Wednesday, February 17, 2016

Bringing Hotdish to the Potluck

My teenagers came home and said they needed to bring a hotdish to an event.  Hotdish?  I'd heard the term on television, and I think maybe in the Mitford books, but I wasn't sure what it meant.  Clearly it's something hot, and hotdish feels like it should be some kind of comfort food. Is it a particular dish, we wondered at our house, or regional terminology? Was it similar to the southern term barbecue, which refers to something you consume ("She served up some tasty barbecue,") rather than the act of barbecuing, or the event where people get together to barbecue? ("Are you coming to the barbecue?  We'll be barbecuing chicken.")

Isn't grammar fun?

The answer is that a hotdish is a type of casserole, no specific ingredients required.
It's worth looking in Wikipedia for hotdish and casserole, just to put a little smile on your face.  Here are some quotes:

Hotdish: a variety of casserole which typically contains a starch, a meat, and a canned or frozen vegetable, mixed with canned soup. The dish originates from and is popular in the Upper Midwest region of the United States, particularly the states of Minnesota and North Dakota. Hotdishes are filling, convenient, and easy to make. They are well-suited for family reunions, funerals, church suppers, and potlucks where they may be paired with potato salad, coleslaw, Jello salads, and desserts, and pan-baked desserts known as bars.  (That’s my favorite part. Please help yourself to this pan-baked dessert.  I call them “bars.”)

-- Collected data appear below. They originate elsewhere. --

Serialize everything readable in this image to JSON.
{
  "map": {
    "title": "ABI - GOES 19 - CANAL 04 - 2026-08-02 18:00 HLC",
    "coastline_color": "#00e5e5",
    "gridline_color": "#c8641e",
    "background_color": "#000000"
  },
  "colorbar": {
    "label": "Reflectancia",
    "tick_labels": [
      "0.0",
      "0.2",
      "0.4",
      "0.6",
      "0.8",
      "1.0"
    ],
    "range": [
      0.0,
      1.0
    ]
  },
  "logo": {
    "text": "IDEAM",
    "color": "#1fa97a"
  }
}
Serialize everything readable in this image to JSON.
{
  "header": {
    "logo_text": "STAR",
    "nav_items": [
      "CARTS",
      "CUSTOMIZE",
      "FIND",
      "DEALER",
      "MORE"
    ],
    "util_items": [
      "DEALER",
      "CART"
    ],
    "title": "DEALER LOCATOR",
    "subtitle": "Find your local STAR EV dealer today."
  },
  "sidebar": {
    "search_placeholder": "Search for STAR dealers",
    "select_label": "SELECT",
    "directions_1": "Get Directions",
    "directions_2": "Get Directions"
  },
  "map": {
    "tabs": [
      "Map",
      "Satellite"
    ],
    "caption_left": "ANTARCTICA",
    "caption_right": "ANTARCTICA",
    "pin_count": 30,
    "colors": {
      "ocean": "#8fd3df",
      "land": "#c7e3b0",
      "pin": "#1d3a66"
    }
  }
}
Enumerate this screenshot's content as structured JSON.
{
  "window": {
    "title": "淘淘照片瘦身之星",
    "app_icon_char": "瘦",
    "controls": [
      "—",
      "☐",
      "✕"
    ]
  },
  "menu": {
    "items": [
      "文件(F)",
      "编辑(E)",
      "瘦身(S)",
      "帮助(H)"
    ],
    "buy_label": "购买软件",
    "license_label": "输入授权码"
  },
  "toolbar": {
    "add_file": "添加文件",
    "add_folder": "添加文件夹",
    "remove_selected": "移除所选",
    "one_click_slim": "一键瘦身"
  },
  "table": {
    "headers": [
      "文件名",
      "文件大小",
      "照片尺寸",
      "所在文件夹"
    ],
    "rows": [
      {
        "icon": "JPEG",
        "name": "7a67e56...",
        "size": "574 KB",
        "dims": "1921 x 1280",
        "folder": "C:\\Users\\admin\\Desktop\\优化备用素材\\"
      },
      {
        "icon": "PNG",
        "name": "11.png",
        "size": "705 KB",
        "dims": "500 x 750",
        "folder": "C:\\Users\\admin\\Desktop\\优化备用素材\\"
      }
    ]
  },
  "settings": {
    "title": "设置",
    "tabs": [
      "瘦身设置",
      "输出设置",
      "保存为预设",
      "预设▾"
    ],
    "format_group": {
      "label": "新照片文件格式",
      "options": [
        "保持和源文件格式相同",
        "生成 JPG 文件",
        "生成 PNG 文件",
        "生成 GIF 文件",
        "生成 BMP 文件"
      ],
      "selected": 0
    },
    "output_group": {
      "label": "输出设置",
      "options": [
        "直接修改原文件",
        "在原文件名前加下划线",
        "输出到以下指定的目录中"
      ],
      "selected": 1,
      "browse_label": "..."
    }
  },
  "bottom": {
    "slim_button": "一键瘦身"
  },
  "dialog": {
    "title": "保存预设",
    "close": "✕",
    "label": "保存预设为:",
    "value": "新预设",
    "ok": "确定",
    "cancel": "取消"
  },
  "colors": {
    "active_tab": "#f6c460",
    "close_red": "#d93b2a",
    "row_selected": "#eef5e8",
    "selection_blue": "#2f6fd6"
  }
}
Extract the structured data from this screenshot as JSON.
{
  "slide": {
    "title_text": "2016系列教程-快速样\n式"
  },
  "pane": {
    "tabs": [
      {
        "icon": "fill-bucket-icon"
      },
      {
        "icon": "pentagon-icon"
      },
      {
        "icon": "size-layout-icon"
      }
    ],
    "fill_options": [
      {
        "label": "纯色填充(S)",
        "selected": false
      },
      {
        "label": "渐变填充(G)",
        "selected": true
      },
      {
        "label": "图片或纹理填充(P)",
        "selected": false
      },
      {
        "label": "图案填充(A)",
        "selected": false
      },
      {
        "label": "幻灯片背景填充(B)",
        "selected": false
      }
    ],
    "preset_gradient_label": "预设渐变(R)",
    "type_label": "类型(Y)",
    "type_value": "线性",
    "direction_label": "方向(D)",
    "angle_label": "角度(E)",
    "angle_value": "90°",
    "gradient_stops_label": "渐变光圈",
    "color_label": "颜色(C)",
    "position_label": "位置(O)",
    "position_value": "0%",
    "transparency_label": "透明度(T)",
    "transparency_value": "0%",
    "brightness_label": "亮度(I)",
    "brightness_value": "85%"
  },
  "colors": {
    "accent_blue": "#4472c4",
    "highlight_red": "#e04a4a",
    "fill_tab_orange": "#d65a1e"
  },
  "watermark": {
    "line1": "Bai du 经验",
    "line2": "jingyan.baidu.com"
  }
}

Casserole: usually consist of pieces of meat, chopped vegetables, a starchy binder such as flour, rice, potato, or pasta, and, often, a crunchy or cheesy topping.

FYI, my spell check didn't know hotdish, so I added it to my dictionary.

For someone who makes casseroles (and specifically hotdishes) several nights a week, the detailed descriptions are surreal.  Makes me feel like we're studying the lives of remote villagers. Imagine if in a hundred years your great-great-great-grandchild reads about casseroles in history books.  I wonder if the terms or the recipes themselves will follow future generations.  You never know what will get passed down, and what will go by the wayside.

When reading Wiki's entry on casseroles, be sure to explore “See Also,” and click on “List of Casseroles.”  Some you’ve probably never heard of: Moussaka, Flying Jacob, Nut Roast, and Rappie Pie, for instance.  There are also variations on old favorites, like American Goulash, Lasagna, Scalloped Potatoes, Frito Pie, Macaroni and Cheese, and Funeral Potatoes. That last one should catch your posterity's curiosity.

Comfort foods, casseroles, hotdishes, crock pot soups ... soft, warm foods for rainy, winter nights.  Perfect.

Here's one of our favorite recipes:

Gluten-Free Tater Tot Casserole (AKA Hotdish):
1 lb ground turkey, browned and drained
Salt and pepper to taste
2 Tbsp dried minced onion
1 ¼ cup (11 oz) gluten-free condensed cream of chicken soup (see recipe below)
1 tsp Worcestershire sauce
2 lb bag frozen tater tots

Preheat oven to 350°. 

In a 9x13 pan, spread ground turkey and sprinkle  with salt, pepper, and onion.  Spread cream of chicken soup over top of meat.  Drizzle Worchestershire sauce next, and use a spoon to gently spread into soup mixture, without disturbing the layers. Top with enough tater tots to cover the surface.

Bake at 350 for 30–40 minutes, or until the food is hot and bubbly.

Gluten-Free Cream of Chicken Soup
6 Tbsp butter
2 Tbsp dried minced onion
1 tsp dried thyme
½ tsp dried parsley
¼ tsp each garlic powder and salt
⅛ tsp each pepper and paprika
¾ cup brown rice flour
1 ¾ cup gluten-free chicken broth
1 ¾ cup milk (I used dairy-free rice drink)

Melt butter in medium saucepan over medium heat.  Add onion and seasonings.  Add flour, and stir until thick and slightly bubbly.  Add broth and juice.  Bring to boil, stirring constantly. Remove from heat.

This will make more than the above recipe calls for.  What you don't use can be frozen for future recipes.